Segera setelah dia berbicara, dia menambahkan, "Tuan Golbert, akan sangat bagus jika nama kami berdua dapat terukir di cincin itu. Dengan begitu, cincin itu lebih bermakna."
"Jangan panggil aku Tuan; cukup panggil aku Old Golbie saja. Aku terbiasa menjadi orang yang biasa-biasa saja. Yakinlah, aku sudah mencatat semua permintaanmu. Kembalilah dan tunggu kabarku."
Begitu dia selesai berbicara, Old Golbie kemudian mengambil berlian itu, berjalan ke ruangannya dan mulai mempelajarinya.
Mereka sudah sering mendengar bahwa Old Golbie sangat serius di tempat kerja, tetapi mereka tidak menyangka dia begitu terobsesi dengan pekerjaannya.
Dinding foto di ruangan itu menarik perhatian Sally.
Dinding itu dipenuhi dengan banyak sketsa desain. Bagian bawah sketsa tersebut ditandai dengan nama-nama suami dan istri, dan beberapa bahkan dilampirkan gambar.
Melihat ekspresi bahagia wajah semua orang di foto-foto itu, mau tak mau Sally juga merasakan hal yang sama ketika sudut mulutnya melebar menjadi lengkungan yang lebih besar.
Memikirkan bagaimana hubungannya dengan Farrel semakin tumbuh setelah semua yang mereka lalui, dia merasa sangat bahagia seolah-olah hatinya telah diolesi madu.
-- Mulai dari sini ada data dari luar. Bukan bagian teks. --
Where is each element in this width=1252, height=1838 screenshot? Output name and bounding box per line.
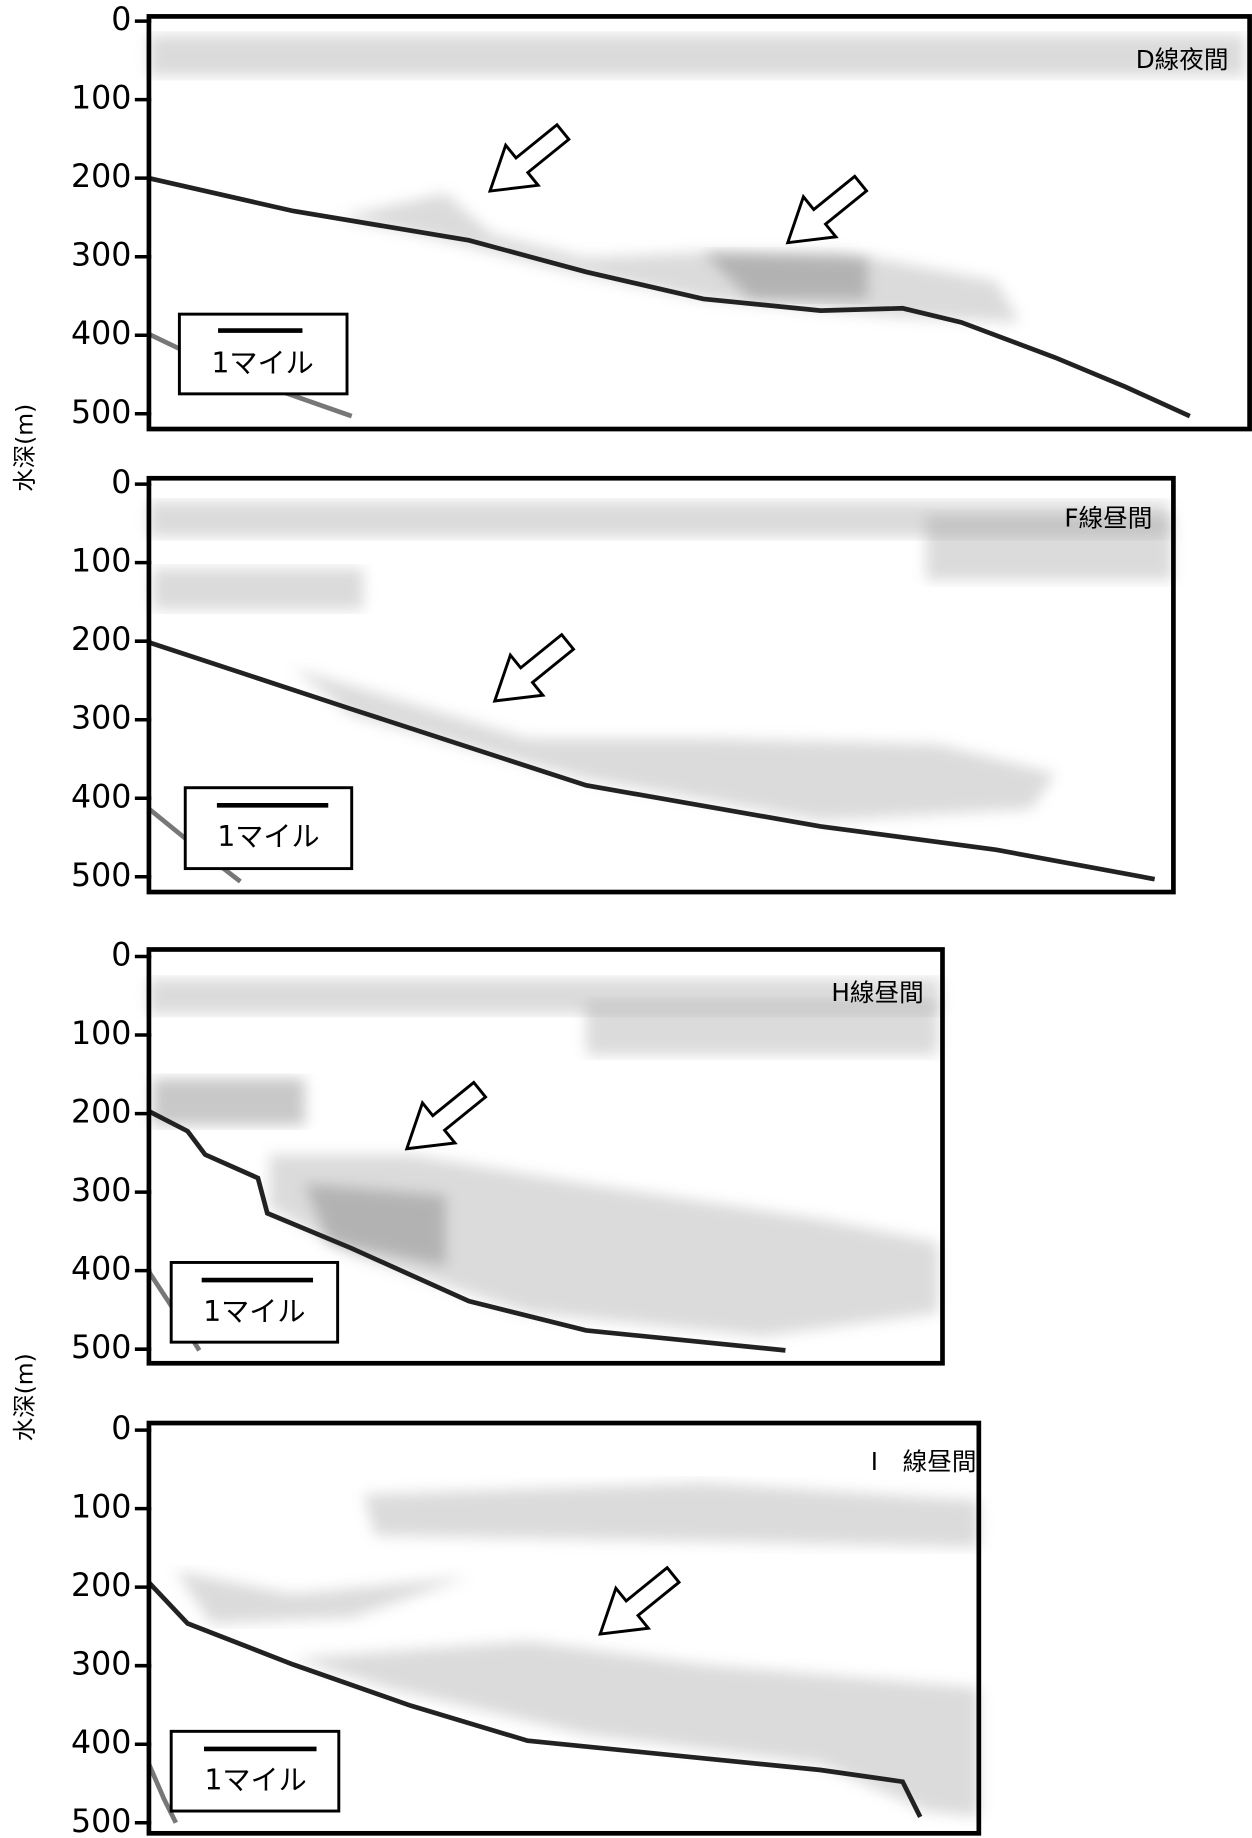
y-tick-label: 400 xyxy=(71,316,131,352)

Farrel mengamati ekspresi wajah Sally dari samping, dia juga merasa sangat diberkati.
Mereka berkeliaran di sekitar rumah Old Golbie untuk sementara waktu, dan kemudian pergi.
Saat mereka berjalan di jalan, Sally tiba-tiba membeku di jalurnya dan menatap Farrel dengan ekspresi serius.
"Farrel, apa kau menyesal menikah denganku?"
Farrel agak lengah dengan pertanyaan mendadak Sally.
Dia memukul kepala Sally dan berkata, "Sally, apa yang kau bicarakan? Apa yang kau maksud dengan 'menyesal'? Dalam hidup ini, aku, Farrel, tidak akan pernah menikah dengan orang lain kecuali Sally. Mulai sekarang, kau tidak boleh mengajukan pertanyaan konyol seperti itu lagi."
Meskipun Sally telah dipukul di kepala, dia bahagia tak terperi saat dia merasakan rasa aman yang lebih besar di hatinya.
Melihat perawakan Farrel dari sampingnya, Sally tidak bisa menahan diri untuk jatuh cinta lebih dalam padanya, lagi dan lagi.
Farrel memang pria yang sangat sulit didapat.